Currently, consumers are not able, however, to satisfactorily filter streamed content. Some existing client-side filtering technologies work by simply omitting entire segments of streamed content, resulting in a choppy viewing, listening, or other type of consuming, experience. For example, Clearplay™ and VidAngel™ currently provide client-side filtering solutions.
Several hardware-based non-streaming filtering solutions exist, but they suffer from numerous drawbacks, including but not limited to: requiring a user to give up the convenience, wide availability, and other benefits of streaming; requiring a user to purchase expensive dedicated content playback hardware to carry out the filtering; and undesirable choppiness that often results when filtering is implemented by skipping an entire segment of a movie or other content.
HTTP Live Streaming (“HLS”) is quickly becoming the leading standard for content streaming. There is a need for a filtering solution for HLS and for other streaming technologies.
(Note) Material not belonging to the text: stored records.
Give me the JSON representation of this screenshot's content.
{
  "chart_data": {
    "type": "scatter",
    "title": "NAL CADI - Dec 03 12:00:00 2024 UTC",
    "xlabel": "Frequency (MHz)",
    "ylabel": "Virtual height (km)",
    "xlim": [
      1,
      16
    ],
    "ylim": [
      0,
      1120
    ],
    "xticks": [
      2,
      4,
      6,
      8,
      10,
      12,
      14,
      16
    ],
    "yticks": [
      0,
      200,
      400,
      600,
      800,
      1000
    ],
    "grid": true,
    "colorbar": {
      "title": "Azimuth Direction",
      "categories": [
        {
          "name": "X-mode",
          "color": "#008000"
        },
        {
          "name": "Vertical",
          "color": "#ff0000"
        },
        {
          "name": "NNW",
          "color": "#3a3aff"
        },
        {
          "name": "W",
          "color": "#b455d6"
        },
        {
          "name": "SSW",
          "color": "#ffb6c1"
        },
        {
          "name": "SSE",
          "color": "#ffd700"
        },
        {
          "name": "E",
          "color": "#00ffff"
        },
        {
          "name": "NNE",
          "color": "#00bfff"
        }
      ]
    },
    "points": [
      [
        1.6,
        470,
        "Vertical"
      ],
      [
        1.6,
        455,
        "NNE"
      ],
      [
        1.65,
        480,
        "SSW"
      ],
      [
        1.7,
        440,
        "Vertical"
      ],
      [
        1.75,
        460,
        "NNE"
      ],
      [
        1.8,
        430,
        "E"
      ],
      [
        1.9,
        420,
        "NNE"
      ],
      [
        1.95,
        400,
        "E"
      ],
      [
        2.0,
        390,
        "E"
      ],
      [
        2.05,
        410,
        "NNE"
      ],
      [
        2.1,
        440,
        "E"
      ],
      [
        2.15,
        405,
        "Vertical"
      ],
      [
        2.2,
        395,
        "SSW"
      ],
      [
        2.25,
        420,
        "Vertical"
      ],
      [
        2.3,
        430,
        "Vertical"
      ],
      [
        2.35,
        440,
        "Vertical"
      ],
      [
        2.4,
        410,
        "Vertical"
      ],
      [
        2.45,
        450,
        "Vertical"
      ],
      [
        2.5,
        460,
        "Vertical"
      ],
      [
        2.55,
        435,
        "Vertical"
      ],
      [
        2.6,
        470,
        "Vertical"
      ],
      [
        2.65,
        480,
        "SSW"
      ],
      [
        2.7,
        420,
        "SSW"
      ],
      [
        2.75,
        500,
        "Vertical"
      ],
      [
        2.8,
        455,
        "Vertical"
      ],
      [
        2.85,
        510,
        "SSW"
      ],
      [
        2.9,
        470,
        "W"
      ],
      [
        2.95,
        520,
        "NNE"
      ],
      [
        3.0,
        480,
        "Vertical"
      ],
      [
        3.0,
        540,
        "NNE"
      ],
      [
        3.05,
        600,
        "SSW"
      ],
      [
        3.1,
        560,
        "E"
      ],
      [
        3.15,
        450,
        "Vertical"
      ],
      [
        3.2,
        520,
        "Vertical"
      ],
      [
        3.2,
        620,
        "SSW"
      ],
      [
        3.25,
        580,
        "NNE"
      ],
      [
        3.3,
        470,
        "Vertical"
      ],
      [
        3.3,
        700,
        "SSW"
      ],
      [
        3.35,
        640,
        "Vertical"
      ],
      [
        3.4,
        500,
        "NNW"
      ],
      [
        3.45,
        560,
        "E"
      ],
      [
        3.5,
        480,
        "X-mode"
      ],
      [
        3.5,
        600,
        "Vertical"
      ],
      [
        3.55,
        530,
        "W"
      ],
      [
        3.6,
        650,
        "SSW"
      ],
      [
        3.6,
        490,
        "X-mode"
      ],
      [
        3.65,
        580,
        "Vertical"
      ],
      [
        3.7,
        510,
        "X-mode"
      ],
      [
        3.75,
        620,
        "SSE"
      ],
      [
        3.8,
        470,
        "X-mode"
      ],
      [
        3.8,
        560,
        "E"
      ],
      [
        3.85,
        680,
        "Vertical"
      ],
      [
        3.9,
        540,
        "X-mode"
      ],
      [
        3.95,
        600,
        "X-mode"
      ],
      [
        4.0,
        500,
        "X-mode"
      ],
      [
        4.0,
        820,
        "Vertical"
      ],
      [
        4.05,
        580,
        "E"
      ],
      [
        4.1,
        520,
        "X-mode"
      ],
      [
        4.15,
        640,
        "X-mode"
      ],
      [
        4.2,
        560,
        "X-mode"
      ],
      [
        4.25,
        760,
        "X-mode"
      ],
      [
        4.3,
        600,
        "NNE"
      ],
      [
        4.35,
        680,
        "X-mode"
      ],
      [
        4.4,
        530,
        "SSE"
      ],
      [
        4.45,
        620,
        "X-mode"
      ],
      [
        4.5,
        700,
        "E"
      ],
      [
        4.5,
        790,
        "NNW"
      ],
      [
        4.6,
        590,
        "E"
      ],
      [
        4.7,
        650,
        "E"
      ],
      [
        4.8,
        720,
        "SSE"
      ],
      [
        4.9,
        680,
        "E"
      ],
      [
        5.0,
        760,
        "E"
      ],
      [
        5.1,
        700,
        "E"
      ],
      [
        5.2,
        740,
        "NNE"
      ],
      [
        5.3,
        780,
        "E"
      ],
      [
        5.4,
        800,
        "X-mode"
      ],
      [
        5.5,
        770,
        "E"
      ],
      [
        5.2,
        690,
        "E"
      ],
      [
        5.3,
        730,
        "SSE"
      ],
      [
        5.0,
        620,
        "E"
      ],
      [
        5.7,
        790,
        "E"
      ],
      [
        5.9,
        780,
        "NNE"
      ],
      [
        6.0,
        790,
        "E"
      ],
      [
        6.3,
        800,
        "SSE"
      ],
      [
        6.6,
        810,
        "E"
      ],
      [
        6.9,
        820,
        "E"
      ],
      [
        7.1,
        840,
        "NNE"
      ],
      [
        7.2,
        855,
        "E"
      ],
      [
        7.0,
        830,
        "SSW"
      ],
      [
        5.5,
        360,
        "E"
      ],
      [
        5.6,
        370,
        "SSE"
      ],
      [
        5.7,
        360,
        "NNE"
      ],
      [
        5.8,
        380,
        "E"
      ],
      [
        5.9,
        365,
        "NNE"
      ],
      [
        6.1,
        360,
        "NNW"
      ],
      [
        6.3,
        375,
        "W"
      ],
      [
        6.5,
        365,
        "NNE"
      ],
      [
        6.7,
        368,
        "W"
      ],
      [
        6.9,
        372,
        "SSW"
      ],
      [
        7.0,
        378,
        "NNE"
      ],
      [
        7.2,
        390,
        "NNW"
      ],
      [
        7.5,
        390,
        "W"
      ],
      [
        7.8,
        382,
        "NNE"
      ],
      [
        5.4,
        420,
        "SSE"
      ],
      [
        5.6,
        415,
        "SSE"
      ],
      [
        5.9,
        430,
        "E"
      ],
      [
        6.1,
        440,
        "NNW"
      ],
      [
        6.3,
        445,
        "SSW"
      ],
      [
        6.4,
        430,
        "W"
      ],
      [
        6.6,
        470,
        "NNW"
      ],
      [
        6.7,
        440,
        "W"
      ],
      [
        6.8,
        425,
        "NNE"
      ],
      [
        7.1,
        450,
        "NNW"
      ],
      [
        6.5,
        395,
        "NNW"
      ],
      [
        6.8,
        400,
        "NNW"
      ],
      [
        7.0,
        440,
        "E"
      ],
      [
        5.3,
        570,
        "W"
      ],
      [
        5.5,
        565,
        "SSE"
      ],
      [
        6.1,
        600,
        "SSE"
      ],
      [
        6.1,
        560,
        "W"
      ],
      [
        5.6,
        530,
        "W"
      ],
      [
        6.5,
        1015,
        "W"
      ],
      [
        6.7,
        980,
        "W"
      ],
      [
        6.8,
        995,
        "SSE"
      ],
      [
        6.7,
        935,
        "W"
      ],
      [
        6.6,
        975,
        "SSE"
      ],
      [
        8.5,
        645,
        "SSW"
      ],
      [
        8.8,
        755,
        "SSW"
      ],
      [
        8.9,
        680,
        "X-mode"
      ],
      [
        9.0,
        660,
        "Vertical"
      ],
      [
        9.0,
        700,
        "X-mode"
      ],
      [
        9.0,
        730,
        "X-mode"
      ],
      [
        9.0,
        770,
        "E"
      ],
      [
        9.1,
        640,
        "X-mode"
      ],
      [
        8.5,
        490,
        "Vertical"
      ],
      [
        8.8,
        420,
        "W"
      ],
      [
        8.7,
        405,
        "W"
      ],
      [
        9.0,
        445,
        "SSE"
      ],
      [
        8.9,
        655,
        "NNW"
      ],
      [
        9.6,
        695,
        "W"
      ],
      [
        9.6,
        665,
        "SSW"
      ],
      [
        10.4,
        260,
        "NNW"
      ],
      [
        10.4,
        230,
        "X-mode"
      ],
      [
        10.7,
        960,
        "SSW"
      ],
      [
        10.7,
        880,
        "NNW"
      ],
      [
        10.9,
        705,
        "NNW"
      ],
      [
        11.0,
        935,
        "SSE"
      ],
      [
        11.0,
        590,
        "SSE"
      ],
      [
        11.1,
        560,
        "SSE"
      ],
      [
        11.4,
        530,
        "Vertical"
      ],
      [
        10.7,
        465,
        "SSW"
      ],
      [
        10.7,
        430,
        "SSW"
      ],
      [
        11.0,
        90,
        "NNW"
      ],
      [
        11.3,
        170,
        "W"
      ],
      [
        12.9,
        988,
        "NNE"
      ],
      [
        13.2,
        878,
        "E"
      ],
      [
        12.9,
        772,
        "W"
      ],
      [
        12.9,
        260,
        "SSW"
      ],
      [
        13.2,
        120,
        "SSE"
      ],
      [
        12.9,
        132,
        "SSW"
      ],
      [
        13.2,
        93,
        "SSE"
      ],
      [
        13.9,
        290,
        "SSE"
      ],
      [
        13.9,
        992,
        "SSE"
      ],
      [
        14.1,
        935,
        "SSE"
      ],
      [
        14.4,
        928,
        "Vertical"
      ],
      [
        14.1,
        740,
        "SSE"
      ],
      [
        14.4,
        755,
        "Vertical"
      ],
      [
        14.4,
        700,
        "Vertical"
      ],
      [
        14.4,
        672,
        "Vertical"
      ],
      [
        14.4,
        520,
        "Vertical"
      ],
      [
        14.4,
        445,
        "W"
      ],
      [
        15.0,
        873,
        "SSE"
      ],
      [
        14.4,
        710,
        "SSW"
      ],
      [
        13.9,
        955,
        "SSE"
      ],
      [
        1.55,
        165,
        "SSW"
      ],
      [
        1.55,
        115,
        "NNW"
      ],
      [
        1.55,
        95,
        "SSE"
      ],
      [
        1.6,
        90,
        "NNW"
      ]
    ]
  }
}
A further need exists for a filtering solution that satisfies the Family Home Move Act of 2005, codified at 17 U.S.C. §110(11). The Family Home Movie provides that it is not copyright infringement to “mak[e] imperceptible, by or at the direction of a member of a private household, [ ]limited portions of audio or video content of a motion picture, during a performance in or transmitted to that household for private home viewing, from an authorized copy of the motion picture, or [to] creat[e] or provi[de] a computer program or other technology that enables such making imperceptible and that is designed and marketed to be used, at the direction of a member of a private household, for such making imperceptible, if no fixed copy of the altered version of the motion picture is created by such computer program or other technology.”
Among other requirements, to be eligible for protection under the Family Home Act, a technology may not “create a fixed copy of the altered version.” The Streaming Filtering Solution disclosed herein, in at least some embodiments, functions without creating a fixed copy of an altered version of streamed content.